Pesquisadores da UFMG analisam a legislação que moldou o ensino superior brasileiro
Autoritária e modernizante, reforma universitária completa 50 anos
Há exatos 50 anos, em 28 de novembro de 1968, entrava em vigor a Lei 5.540, encarregada de regular o ensino superior no Brasil. Conhecida como a Lei da Reforma Universitária, propunha investimentos para modernizar e expandir as universidades brasileiras, sobretudo a pós-graduação, com o propósito de impulsionar a economia e o desenvolvimento do país. “Paradoxalmente, também continha cálculo político, para aplacar críticos e opositores do regime ditatorial, representados, em grande maioria, por dirigentes e estudantes universitários”, comenta o professor Rodrigo Patto Sá Motta, do Departamento de História da Faculdade de Filosofia e Ciências Humanas (Fafich) da UFMG.
Segundo o historiador, a reforma universitária de 68 foi, sem dúvida, uma medida autoritária, que começou a vigorar poucos dias antes do Ato Institucional 5 (AI-5), principal instrumento da fase mais repressiva da ditadura. Em contrapartida, promoveu a expansão do sistema de pós-graduação, com investimentos em modernização e infraestrutura. Mas deixou como legado problemas que ainda não foram solucionados como a dificuldade de acesso ao ensino superior das camadas menos favorecidas da sociedade.
“Além de seu aspecto repressivo e violento, a ditadura também foi muito elitista do ponto de vista social. As universidades criadas pelo governo militar eram voltadas para grupos da elite, com pouco interesse em resolver os problemas sociais, mas muito preocupadas, por exemplo, em atender às necessidades da economia”, analisa o professor.

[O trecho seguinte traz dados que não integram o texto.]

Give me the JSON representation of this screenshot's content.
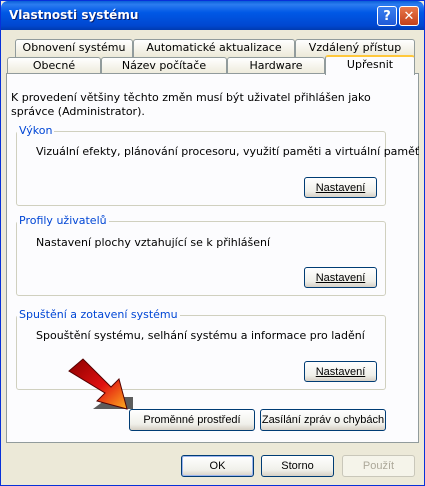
{
  "window": {
    "title": "Vlastnosti systému"
  },
  "titlebar_buttons": {
    "help": "?",
    "close": "✕"
  },
  "tabs_row1": [
    "Obnovení systému",
    "Automatické aktualizace",
    "Vzdálený přístup"
  ],
  "tabs_row2": [
    "Obecné",
    "Název počítače",
    "Hardware",
    "Upřesnit"
  ],
  "active_tab": "Upřesnit",
  "intro": "K provedení většiny těchto změn musí být uživatel přihlášen jako správce (Administrator).",
  "groups": {
    "performance": {
      "label": "Výkon",
      "text": "Vizuální efekty, plánování procesoru, využití paměti a virtuální paměť",
      "button": "Nastavení"
    },
    "profiles": {
      "label": "Profily uživatelů",
      "text": "Nastavení plochy vztahující se k přihlášení",
      "button": "Nastavení"
    },
    "startup": {
      "label": "Spuštění a zotavení systému",
      "text": "Spouštění systému, selhání systému a informace pro ladění",
      "button": "Nastavení"
    }
  },
  "env_button": "Proměnné prostředí",
  "error_button": "Zasílání zpráv o chybách",
  "footer": {
    "ok": "OK",
    "cancel": "Storno",
    "apply": "Použít"
  }
}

De acordo com Sá Motta, havia uma parcela das lideranças universitárias que ansiava por uma universidade reformada. “Digo uma parcela, porque existia outra parte que defendia a manutenção da estrutura vigente. Mas para esse grupo mais jovem e mais dinâmico, considerado de esquerda, a reforma significava uma universidade próxima ao modelo dos países desenvolvidos. Eles queriam ampliar o número de vagas, especialmente para as populações mais pobres, e melhorar as condições de trabalho para os profissionais e as de estudo para os jovens”, afirma o historiador.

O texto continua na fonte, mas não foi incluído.